49 In the course of his reasons, Davies J referred to the Apportionment Agreement. He found that both Gerard and Claude Cassegrain had a keen eye to the reduction of tax. His Honour noted that Gerard probably looked upon the split between GCC and Claude Cassegrain as a tax reduction device, and that since the rate of capital gains tax was 30 percent or thereabouts, the apportionment, if effective, would save GCC almost $1.5 million in tax.
50 His Honour rejected the evidence of Claude Cassegrain that he could not recall discussing any issue of capital gains tax with his father or with Claude Griffith, the accountant. His Honour was satisfied that the apportionment was agreed to with a view to reducing the capital gains tax otherwise payable on the whole $9.5 million. His Honour was satisfied that Gerard Cassegrain and Claude Cassegrain did not, at the time, regard the sum of $4.25 million as Claude's money. His Honour was satisfied that the sum of $9.5 million was paid to GCC and received by it in settlement of its claim against CSIRO, and that no attempt was ever made to arrive at a genuine estimate of a sum for any personal claim by Claude Cassegrain, including any claim falling within the terms of s 160ZB(1) of the Act.
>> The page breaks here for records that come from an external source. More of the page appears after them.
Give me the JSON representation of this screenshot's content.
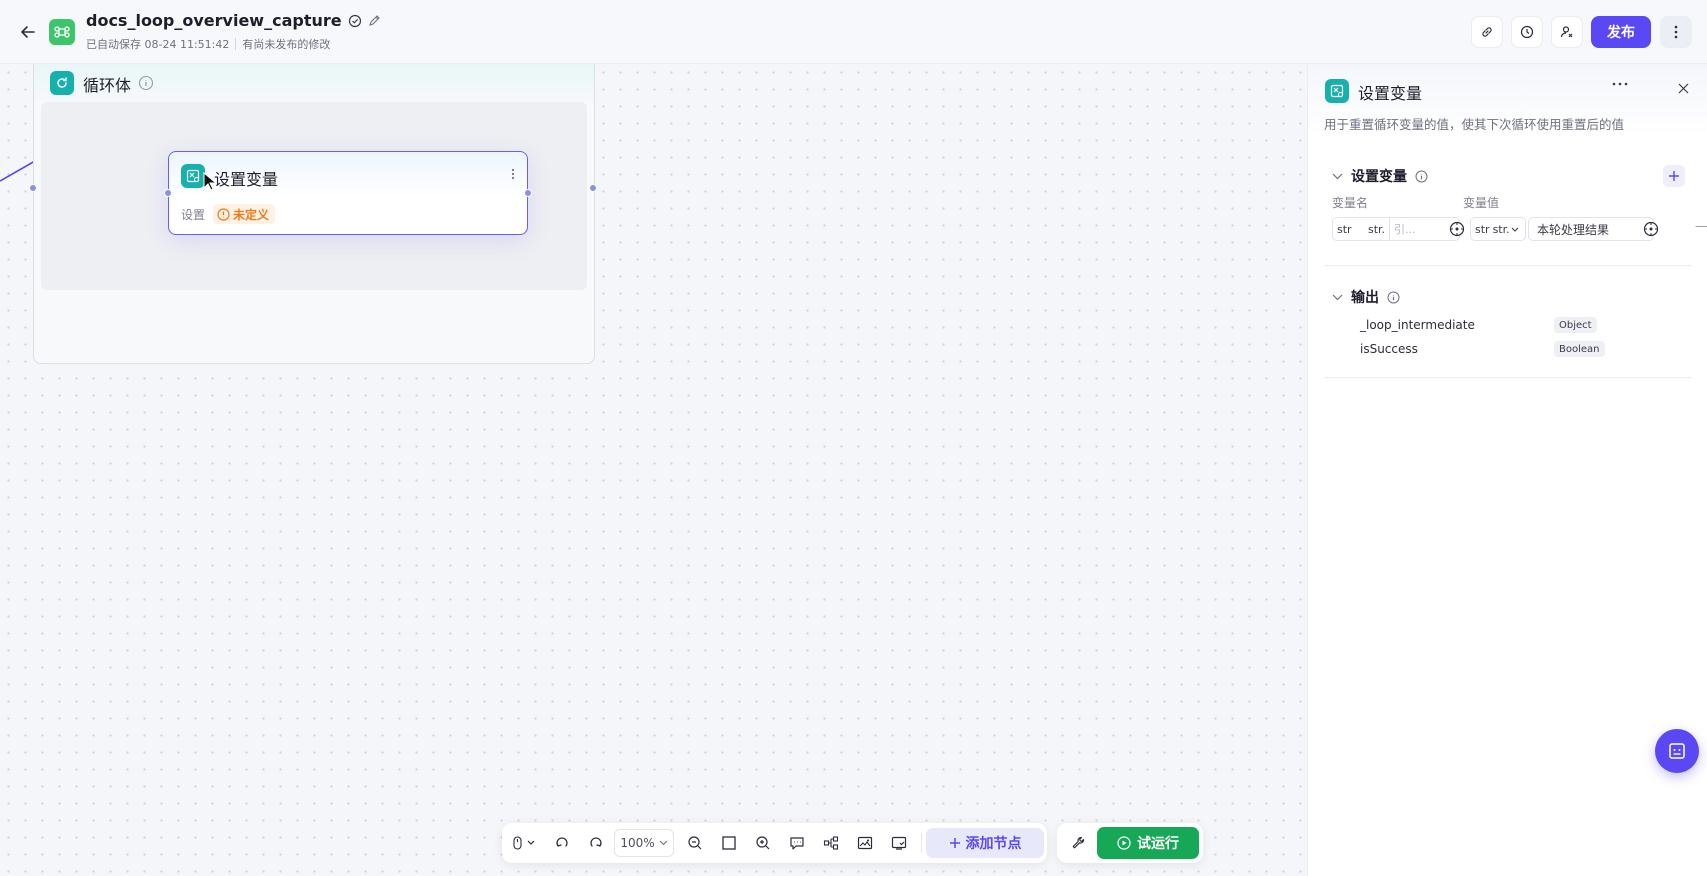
{
  "header": {
    "title": "docs_loop_overview_capture",
    "autosave": "已自动保存 08-24 11:51:42",
    "unpublished": "有尚未发布的修改",
    "publish_label": "发布"
  },
  "canvas": {
    "loop_title": "循环体",
    "node": {
      "title": "设置变量",
      "setting_label": "设置",
      "warning_text": "未定义"
    }
  },
  "toolbar": {
    "zoom": "100%",
    "add_node_label": "添加节点",
    "run_label": "试运行"
  },
  "panel": {
    "title": "设置变量",
    "description": "用于重置循环变量的值，使其下次循环使用重置后的值",
    "set_section_title": "设置变量",
    "col_name": "变量名",
    "col_value": "变量值",
    "row": {
      "name_type": "str",
      "name_select": "str.",
      "name_ref": "引...",
      "value_type": "str",
      "value_select": "str.",
      "value_text": "本轮处理结果"
    },
    "output_title": "输出",
    "outputs": [
      {
        "name": "_loop_intermediate",
        "type": "Object"
      },
      {
        "name": "isSuccess",
        "type": "Boolean"
      }
    ]
  },
  "colors": {
    "accent": "#5a48f4",
    "run_green": "#17a857",
    "node_teal": "#17b1ad",
    "warning_orange": "#ef7a1a"
  }
}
51 After his father's death, Claude Cassegrain drew down on the funds of GCC on the basis that it owed him the $4.25 million. As well, he alleged that he and his father had agreed that GCC would pay him interest on that sum. Since Davies J rejected Claude Cassegrain's claim that the sum of $4.25 million was his own money, it followed that GCC did not owe him that amount. His Honour concluded that by purporting to draw down and to charge GCC interest on it, Claude Cassegrain acted in a manner oppressive of, and unfairly prejudicial to, the other members of GCC.